Samburupithecus was approximately 60 kg and was most likely a frugivorous terrestrial quadruped. Paleoenvironmental reconstructions indicate that Samburupithecus most likely lived in a wooded habitat surrounded by savannah.

Defining cranial traits of this genus include low, broad zygomatics, straight alveolar process and large maxillary sinus. Defining dental traits include three-rooted premolars, thick enamel and bunodont cusps.

The teeth in the Samburupithecus type maxilla are comparable in size to those of the type mandible of Nakalipithecus, roughly the size of a modern female gorilla. The upper premolars of both are elongated mesiodistally (along the row of teeth), but those of Samburupithecus have more inflated cusps that are positioned more centrally, so that occlusal foveae and basins (depressions at top of teeth) are very restricted. This suggests that Samburupithecus was strongly specialized compared to other Miocene and extant apes. Another distinguishing feature between the two is the higher relief of the dentine/enamel junction in Samburupithecus.

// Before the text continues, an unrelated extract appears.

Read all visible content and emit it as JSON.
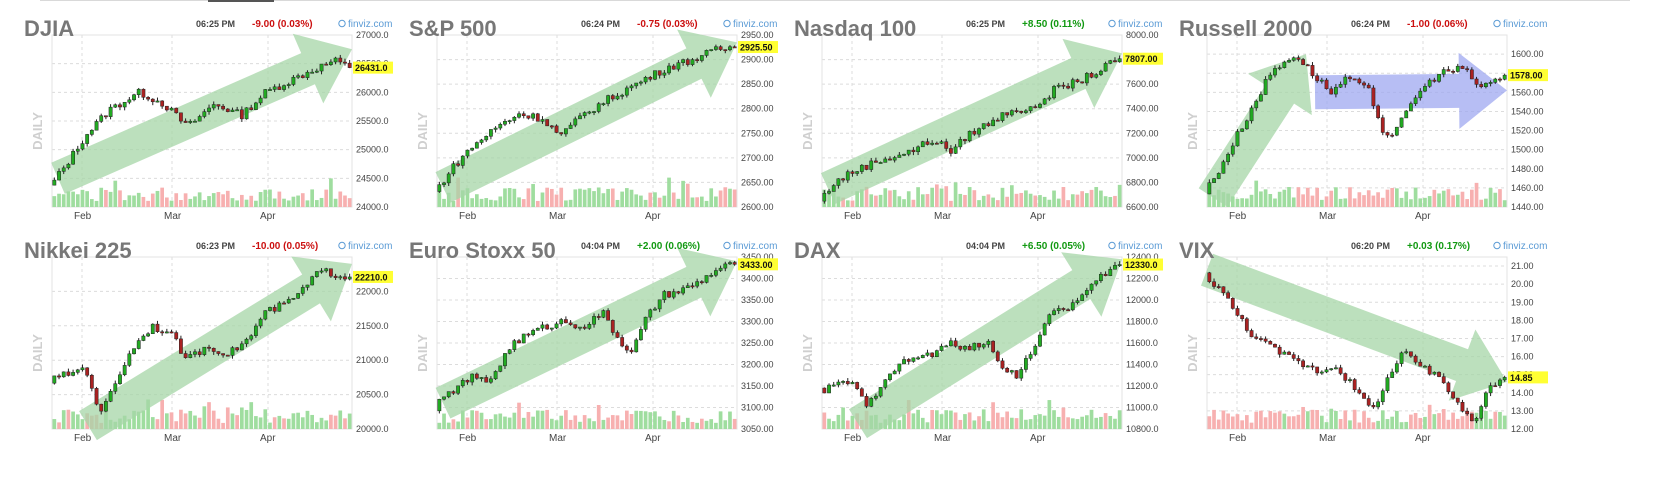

These elongated teeth are unlike many other Miocene hominoids, linking Samburupithecus the taxon to gorillas, chimpanzees and hominins, but its relationships within this clade is at present unclear. Because of this mixture of primitive and derived traits in the KNM-SH 8531 specimen, it has been proposed that Samburupithecus lived before the gorilla-chimpanzee-hominin split and, therefore, that it is a common ancestor to these primates alongside Ouranopithecus.